Canan Karatay ve onun gibi birçok insana “banka hesabınızı terör örgütleri kullanmış, bize şu kadar parayı getirin” deniliyor. Bunun üzerine insanlar hemen paraları bir poşete doldurup parka koşuyor. Elleriyle uçuk rakamları telefon edenlere teslim ediyorlar.

Olacak iş değil. Her şey çok saçma ama oluyor.

Hesabı terör örgütü kullanmışsa bu nasıl hesap sahibinin suçu olabilir? Bu suçu hesap sahibi hemen nasıl kabullenir? Terör örgütü senin hesabını niye kullansın ki?

Akıl mantık aramayın. Bu laflara herkes inanıyor.

*

Bu olay döngüsünü neden anlatıyorum? Çünkü benim için çok örnekleyici. Memleketin geldiği vahim durumu, bu dolandırılma şekli her haliyle anlatıyor.

Bir kere bizim halkımız artık her türlü dolandırılmaya ve aldatılmaya tamamen hazır ve açık bir hale gelmiş durumda. Kuş gibi bekliyor. Birkaç şartı yerine getirmek gerekiyor sadece.

Öncelikli olarak konuyu polis yani hakim otorite söylemeli. Konunun içinde terör örgütü, vatan, “sana dokunmayacak” sözleri geçiyorsa iş bitmiş demektir.

Bu ülkede her şeyin bir terör örgütü olduğuna inandırılabilir.

İnşaatta çalışan işçiler. Harçların kaldırılmasını isteyen öğrenci. Evinin önüne çıkan yaşlılar. Haber yapan gazeteci. Görüntü çeken kameraman. Ekmek almaya giden çocuk. Evinde uyuyan genç kadın.
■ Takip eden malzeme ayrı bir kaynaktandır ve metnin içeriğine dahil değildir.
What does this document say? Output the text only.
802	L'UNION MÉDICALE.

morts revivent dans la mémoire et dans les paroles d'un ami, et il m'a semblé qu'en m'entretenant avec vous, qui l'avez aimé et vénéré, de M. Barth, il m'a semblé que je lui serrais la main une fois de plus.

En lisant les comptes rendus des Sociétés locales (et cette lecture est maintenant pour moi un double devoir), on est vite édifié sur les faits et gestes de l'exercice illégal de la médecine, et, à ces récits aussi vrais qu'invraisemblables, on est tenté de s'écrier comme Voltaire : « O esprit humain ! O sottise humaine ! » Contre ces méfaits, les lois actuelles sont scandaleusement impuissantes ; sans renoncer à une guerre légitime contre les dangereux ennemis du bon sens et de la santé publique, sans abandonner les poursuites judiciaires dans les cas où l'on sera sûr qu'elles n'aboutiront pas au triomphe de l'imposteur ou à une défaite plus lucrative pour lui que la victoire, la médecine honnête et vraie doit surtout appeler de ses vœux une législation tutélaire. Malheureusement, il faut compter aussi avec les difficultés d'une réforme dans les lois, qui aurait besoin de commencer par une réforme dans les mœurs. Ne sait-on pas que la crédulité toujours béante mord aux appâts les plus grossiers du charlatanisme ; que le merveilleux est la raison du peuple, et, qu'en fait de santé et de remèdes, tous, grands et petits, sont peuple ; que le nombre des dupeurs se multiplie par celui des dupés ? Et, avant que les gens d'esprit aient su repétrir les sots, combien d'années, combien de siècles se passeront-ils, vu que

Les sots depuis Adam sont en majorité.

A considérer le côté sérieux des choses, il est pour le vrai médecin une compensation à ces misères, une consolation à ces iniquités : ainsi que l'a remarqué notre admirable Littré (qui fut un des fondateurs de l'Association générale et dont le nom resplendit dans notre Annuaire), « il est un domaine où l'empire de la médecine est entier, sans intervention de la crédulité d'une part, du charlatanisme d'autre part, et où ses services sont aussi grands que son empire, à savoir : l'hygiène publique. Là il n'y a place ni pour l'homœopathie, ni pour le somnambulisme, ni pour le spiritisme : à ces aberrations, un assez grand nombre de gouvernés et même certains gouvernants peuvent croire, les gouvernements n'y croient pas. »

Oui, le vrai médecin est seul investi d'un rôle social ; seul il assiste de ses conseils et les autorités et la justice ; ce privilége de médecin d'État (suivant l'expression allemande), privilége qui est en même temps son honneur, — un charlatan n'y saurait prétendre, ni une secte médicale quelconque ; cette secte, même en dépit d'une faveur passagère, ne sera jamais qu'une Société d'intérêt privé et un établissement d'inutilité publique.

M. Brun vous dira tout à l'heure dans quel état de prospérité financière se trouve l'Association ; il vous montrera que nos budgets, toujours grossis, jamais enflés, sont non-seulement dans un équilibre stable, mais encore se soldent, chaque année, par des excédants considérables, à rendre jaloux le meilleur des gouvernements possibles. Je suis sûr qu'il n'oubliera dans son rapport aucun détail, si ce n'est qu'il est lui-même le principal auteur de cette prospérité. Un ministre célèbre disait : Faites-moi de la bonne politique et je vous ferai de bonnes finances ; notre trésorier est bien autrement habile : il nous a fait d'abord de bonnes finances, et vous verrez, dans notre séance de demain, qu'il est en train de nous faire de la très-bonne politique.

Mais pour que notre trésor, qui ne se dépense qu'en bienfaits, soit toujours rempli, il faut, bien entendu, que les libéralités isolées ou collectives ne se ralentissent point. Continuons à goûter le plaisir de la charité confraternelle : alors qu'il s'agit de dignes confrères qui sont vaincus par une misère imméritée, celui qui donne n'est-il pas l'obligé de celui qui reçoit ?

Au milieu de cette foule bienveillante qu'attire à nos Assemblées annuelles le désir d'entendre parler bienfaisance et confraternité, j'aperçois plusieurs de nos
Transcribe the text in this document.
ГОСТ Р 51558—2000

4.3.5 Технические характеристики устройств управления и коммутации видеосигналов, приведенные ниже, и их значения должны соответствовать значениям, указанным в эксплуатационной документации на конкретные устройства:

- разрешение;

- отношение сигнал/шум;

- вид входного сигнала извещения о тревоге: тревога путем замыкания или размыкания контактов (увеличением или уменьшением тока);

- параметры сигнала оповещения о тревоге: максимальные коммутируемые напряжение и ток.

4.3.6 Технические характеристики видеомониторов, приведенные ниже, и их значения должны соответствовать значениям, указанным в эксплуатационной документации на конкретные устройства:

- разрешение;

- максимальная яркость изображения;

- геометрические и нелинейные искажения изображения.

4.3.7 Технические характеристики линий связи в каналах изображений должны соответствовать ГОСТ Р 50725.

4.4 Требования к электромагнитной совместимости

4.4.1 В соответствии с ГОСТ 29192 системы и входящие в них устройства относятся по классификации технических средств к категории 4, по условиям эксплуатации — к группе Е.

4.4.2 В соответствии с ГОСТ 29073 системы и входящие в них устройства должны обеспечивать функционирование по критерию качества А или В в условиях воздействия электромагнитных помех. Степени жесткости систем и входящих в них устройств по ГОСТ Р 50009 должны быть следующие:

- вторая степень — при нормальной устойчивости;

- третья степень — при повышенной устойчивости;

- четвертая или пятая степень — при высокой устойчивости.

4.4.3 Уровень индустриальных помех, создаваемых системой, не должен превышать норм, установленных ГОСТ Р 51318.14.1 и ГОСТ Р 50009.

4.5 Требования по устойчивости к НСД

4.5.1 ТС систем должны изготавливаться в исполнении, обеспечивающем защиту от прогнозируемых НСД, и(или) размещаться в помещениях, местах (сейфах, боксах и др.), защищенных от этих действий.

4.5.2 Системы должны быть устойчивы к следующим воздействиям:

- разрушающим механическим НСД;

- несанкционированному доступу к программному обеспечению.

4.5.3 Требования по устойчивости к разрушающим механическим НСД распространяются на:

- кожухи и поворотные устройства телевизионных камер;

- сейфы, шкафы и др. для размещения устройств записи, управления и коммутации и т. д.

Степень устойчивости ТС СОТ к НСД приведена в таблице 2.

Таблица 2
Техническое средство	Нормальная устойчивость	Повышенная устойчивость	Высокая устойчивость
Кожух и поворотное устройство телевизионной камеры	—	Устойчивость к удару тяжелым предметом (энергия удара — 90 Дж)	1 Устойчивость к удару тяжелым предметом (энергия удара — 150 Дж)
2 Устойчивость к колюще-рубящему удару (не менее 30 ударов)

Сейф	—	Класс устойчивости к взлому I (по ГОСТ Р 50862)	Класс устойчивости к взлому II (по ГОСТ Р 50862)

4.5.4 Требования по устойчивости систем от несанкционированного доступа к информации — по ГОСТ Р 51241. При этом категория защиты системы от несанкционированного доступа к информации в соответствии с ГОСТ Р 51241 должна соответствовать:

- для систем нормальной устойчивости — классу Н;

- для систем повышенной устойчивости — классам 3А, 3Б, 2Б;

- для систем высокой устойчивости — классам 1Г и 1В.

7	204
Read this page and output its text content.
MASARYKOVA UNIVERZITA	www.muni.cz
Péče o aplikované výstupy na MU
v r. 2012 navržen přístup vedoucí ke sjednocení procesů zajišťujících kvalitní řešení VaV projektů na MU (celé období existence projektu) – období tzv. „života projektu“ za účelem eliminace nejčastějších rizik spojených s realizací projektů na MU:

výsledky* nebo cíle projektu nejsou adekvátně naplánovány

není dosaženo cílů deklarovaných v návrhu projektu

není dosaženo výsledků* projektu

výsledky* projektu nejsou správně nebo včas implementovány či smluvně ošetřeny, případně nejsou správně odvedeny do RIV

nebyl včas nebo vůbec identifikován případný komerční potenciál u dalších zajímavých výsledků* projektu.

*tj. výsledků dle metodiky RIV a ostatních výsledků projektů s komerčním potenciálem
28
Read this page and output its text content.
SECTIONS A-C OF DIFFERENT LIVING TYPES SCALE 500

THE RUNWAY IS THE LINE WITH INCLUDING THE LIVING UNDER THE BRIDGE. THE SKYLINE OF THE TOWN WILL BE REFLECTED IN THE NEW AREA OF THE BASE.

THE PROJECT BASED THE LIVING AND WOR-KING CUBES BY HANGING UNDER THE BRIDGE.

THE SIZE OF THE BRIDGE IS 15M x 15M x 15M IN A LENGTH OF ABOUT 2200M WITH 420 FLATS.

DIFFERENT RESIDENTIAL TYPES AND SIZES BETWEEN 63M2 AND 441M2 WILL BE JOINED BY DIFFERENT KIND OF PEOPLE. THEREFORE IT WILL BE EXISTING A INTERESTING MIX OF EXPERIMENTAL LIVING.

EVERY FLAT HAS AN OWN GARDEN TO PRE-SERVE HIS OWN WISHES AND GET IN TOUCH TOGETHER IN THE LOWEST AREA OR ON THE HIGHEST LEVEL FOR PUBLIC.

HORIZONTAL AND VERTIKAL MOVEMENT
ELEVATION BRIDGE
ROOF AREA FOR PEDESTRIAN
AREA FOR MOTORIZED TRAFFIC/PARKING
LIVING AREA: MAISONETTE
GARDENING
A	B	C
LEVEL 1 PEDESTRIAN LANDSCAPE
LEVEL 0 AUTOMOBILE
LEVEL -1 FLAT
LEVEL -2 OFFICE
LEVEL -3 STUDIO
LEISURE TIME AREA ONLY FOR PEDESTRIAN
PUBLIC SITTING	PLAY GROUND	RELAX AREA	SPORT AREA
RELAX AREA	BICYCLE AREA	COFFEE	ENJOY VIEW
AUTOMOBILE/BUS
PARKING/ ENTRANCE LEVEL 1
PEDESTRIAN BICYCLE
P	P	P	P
Bıyıklı adam şeklindeki tuzluk. Eleştiri metni yazan akademisyen. Kürtçe şarkı yazacağım diyen müzisyen. Belgesel çeken sinemacı. Kürsüde konuşan milletvekili. Düşüncesini açıklayan baro başkanı. “Çocuklar ölmesin” diyen öğretmen…

Sonsuz sayıda insan profili ve nesne. Her şey ama her şey terörist ya da terör olabilir. Dünyada AKP’ye benzemeyen her varlık terör kapsamına girer.

*

Başbakan çıkıp Ankara’daki bombalamayı “kokteyl terör örgütleri” yapmış olabilir diyor kimse yadırgamıyor. Yani birbirleriyle ölümcül bir çarpışma yaşayan örgütler bir araya geliyor ve ortak eylem yapıyor. Buna inanabilen bir toplum, hesabının bir terör örgütü tarafından kullanıldığına neden inanmasın? İnanıyor. Polisler ya da hakim otorite tarafından söylenen her şeye inanıyor insanlar. Dolandırıcılar da o nedenle telefon ettiklerinde “biz polisiz” diyorlar.

Bunu söylediklerinde akan sular duruyor.

Dolandırıcılar için tek sorun kendisinin polis olduğuna inandırmak oluyor. Eğer bu halledildiyse iş bitmiş demektir. Polis olarak mevcut toplumu her şeye inandırabilirler. Herkese her şeyi yaptırabilirler.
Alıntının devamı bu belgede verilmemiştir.